Regardless, in my own experience, interfering with others people's relationships (no matter how good the intention) never works. So you should leave her be and worry about your own life. 

You sound like a good friend though. I hope she realises this.


----------



## elainem (7 Jul 2010)

*Promiscuity and Friend*

Thanks everyone for you advice. I've just decided not to say any more to my friend and hopefully things will be allright. Can't verify whether the violence issue is accurate or not - small towns are so full of rumours and ex wives and indeed ex girlfriends can add to roumours. Re. the promiscuity - I know three of the women he had affiars with. The rest of our circle of friends can recount other stories of his womanising, but I don't know whether these have been added to in the telling. Anyway,  you all are right - she is an adult!

Thanks to all of you for your comments and advice.


----------



## z104 (8 Jul 2010)

Had affairs with? What does this mean. Is this the same as had a relationship with?

If affairs, was he married? If he was not married was the women he had a relationship married. If they were married then that's them doing something wrong.

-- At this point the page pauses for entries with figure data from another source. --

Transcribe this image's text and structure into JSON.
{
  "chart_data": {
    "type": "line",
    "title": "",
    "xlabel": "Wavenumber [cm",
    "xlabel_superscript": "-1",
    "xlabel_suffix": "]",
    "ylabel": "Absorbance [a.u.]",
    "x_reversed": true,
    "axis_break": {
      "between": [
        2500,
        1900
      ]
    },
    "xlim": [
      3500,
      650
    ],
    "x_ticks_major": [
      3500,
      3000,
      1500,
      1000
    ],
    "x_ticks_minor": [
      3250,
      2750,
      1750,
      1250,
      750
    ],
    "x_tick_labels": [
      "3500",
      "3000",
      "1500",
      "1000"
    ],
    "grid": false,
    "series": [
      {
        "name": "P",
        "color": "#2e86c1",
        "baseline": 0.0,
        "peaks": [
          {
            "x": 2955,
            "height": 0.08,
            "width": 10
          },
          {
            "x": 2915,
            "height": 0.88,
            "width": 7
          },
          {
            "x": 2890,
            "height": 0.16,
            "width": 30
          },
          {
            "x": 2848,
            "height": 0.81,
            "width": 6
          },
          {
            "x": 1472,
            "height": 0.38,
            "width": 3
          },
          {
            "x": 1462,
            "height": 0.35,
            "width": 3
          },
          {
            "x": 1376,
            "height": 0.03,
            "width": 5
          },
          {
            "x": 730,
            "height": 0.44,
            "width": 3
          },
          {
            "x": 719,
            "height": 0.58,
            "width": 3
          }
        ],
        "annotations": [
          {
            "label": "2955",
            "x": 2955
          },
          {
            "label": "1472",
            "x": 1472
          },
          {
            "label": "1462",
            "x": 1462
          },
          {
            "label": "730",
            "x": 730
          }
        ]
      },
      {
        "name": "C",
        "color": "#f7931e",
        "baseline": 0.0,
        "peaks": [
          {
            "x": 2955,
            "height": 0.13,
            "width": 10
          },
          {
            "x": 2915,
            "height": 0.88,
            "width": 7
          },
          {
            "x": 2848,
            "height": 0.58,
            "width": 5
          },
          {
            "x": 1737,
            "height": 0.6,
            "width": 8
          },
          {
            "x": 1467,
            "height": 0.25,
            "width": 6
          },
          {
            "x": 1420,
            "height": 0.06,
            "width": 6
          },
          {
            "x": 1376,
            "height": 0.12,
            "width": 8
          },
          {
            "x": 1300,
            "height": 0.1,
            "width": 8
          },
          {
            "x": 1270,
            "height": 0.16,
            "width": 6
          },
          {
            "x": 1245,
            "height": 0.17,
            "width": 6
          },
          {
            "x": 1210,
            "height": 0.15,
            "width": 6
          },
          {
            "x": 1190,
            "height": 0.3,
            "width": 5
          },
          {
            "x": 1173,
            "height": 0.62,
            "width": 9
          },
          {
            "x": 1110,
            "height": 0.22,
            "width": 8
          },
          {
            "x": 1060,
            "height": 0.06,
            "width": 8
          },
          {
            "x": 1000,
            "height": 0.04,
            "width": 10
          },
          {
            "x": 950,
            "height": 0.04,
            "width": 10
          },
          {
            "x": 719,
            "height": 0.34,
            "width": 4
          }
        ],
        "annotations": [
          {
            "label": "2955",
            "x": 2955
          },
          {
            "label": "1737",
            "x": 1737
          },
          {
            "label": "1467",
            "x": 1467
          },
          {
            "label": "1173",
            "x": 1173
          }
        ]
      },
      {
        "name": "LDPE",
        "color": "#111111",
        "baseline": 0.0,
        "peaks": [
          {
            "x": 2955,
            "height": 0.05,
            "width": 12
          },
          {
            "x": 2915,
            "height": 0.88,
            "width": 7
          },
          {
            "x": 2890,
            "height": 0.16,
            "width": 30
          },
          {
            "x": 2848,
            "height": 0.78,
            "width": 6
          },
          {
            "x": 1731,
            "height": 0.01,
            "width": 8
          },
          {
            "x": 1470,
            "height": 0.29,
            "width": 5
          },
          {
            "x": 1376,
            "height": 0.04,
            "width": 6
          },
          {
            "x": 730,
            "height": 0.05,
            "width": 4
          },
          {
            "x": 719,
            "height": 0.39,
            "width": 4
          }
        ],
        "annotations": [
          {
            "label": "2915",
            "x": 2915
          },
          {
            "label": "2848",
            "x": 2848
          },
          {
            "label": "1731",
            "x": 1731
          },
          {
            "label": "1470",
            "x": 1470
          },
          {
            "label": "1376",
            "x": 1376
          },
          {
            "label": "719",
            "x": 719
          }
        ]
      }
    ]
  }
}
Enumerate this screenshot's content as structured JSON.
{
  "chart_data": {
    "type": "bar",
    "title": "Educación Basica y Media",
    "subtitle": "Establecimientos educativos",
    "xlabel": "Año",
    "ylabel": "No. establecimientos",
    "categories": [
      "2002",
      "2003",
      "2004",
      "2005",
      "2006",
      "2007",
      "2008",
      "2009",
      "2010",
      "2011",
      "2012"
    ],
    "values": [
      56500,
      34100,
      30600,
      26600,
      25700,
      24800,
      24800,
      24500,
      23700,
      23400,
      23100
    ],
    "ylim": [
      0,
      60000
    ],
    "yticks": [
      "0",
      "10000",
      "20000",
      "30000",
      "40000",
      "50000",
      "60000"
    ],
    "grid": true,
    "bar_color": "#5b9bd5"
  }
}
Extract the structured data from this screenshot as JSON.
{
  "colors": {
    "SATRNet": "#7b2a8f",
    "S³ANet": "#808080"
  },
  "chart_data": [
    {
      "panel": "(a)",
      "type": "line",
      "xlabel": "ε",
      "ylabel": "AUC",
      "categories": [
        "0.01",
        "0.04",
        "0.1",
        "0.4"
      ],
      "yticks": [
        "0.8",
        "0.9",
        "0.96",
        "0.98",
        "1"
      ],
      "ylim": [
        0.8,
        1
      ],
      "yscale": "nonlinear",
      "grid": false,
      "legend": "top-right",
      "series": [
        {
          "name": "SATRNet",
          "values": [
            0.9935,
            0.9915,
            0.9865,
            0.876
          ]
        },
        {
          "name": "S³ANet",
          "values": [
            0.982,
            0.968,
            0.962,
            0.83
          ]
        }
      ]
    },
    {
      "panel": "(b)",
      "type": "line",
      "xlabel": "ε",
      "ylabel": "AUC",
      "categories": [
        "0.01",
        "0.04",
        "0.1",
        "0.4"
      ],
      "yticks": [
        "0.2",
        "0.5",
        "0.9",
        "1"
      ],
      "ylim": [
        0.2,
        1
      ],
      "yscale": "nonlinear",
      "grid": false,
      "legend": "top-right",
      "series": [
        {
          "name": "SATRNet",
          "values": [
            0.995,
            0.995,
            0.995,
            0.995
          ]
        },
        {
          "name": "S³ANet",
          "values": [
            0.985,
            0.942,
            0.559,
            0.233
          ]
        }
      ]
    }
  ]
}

Is there a hint of jealousy among the women he hasn't made a pass at


----------



## Boyd (8 Jul 2010)

Niallers said:


> Is there a hint of jealousy among the women he hasn't made a pass at



LOL very plausible, nobody wants to be the odd one out


----------



## haminka1 (9 Jul 2010)

if she doesn't want to listen to, there's nothing you can do but stay around and be her shoulder to cry on when she learns the hard way.


----------



## Complainer (9 Jul 2010)

Buy her regular supplies of condoms.


----------



## mtk (28 Jul 2010)

leave them alone


----------



## Homer (28 Jul 2010)

mtk said:


> leave them alone


 
+1


----------



## Yorrick (29 Jul 2010)

Have you considered a threesome ?


----------